First place to start: what is Central Iowa’s current climate?
According to the Koeppen-Geiger climate classification (above; the most widely recognized classification system), Central Iowa is Dfa or Humid Continental Climate. This is characterized by our classic four seasons, below freezing winter temperatures, hot and humid summers, and precipitation throughout the year. The below projection by climate researchers shows that Central Iowa could shift to the southern edge of Humid Continental Climate by 2100, and closer to the Humid Subtropical climate or Cfa. This indicates hotter and more humid summers, and more mild winters.
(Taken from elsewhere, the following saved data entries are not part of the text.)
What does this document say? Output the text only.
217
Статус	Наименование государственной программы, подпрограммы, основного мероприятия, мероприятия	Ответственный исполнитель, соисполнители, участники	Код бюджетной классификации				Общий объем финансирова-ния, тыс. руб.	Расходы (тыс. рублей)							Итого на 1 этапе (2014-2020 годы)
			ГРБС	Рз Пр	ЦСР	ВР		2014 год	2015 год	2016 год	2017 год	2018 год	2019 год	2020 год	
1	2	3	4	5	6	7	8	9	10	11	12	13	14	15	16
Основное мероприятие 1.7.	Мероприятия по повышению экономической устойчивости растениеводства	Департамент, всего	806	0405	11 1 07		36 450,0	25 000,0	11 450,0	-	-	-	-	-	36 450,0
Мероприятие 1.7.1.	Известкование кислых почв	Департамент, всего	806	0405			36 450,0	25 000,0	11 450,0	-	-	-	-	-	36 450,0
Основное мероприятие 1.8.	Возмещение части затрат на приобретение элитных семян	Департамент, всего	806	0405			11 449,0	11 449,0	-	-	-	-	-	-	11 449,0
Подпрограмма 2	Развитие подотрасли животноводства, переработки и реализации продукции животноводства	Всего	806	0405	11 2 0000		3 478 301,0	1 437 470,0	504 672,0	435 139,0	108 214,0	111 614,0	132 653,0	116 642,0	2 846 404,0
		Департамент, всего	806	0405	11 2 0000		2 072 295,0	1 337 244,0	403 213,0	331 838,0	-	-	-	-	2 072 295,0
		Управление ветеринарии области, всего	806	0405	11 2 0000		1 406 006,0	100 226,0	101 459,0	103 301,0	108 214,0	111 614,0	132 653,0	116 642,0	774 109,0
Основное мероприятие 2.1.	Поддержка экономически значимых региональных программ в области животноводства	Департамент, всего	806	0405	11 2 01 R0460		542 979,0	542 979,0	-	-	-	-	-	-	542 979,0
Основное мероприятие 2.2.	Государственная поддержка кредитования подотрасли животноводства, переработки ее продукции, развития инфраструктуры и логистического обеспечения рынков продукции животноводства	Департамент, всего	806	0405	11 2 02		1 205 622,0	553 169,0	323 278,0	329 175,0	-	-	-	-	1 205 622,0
To become more precise on future projections, partners at the High Plains Regional Climate Center created Climate4Cities. The research group has created a Sister City Tool map to help identify for communities other cities who currently have their projected climate factors (temperature & precipitation). Below are it’s Sister City projections for the Des Moines metro.
Projections based on lower emissions (4.5 RCP) show the Des Moines Metro’s average annual temperature will be closer to current Chillicothe, MO temperatures by 2100
Projections based on higher emissions (8.5 RCP) show the Des Moines Metro’s average annual temperature will be closer to current Stephenville, MO temperatures by 2100
Climate Data Resources
Data, Maps, & Tools
NOAA’s climate.gov has one of the most extensive catalogs of climate data and projections for the United States. Furthermore, much of the data is interpreted simply for widespread consumption.
Maps & Data
US Climate Resilience Toolkit
The U.S. Climate Resilience Toolkit is a website designed to help people find and use tools, information, and subject matter expertise to build climate resilience. The Toolkit offers information from all across the U.S. federal government in one easy-to-use location.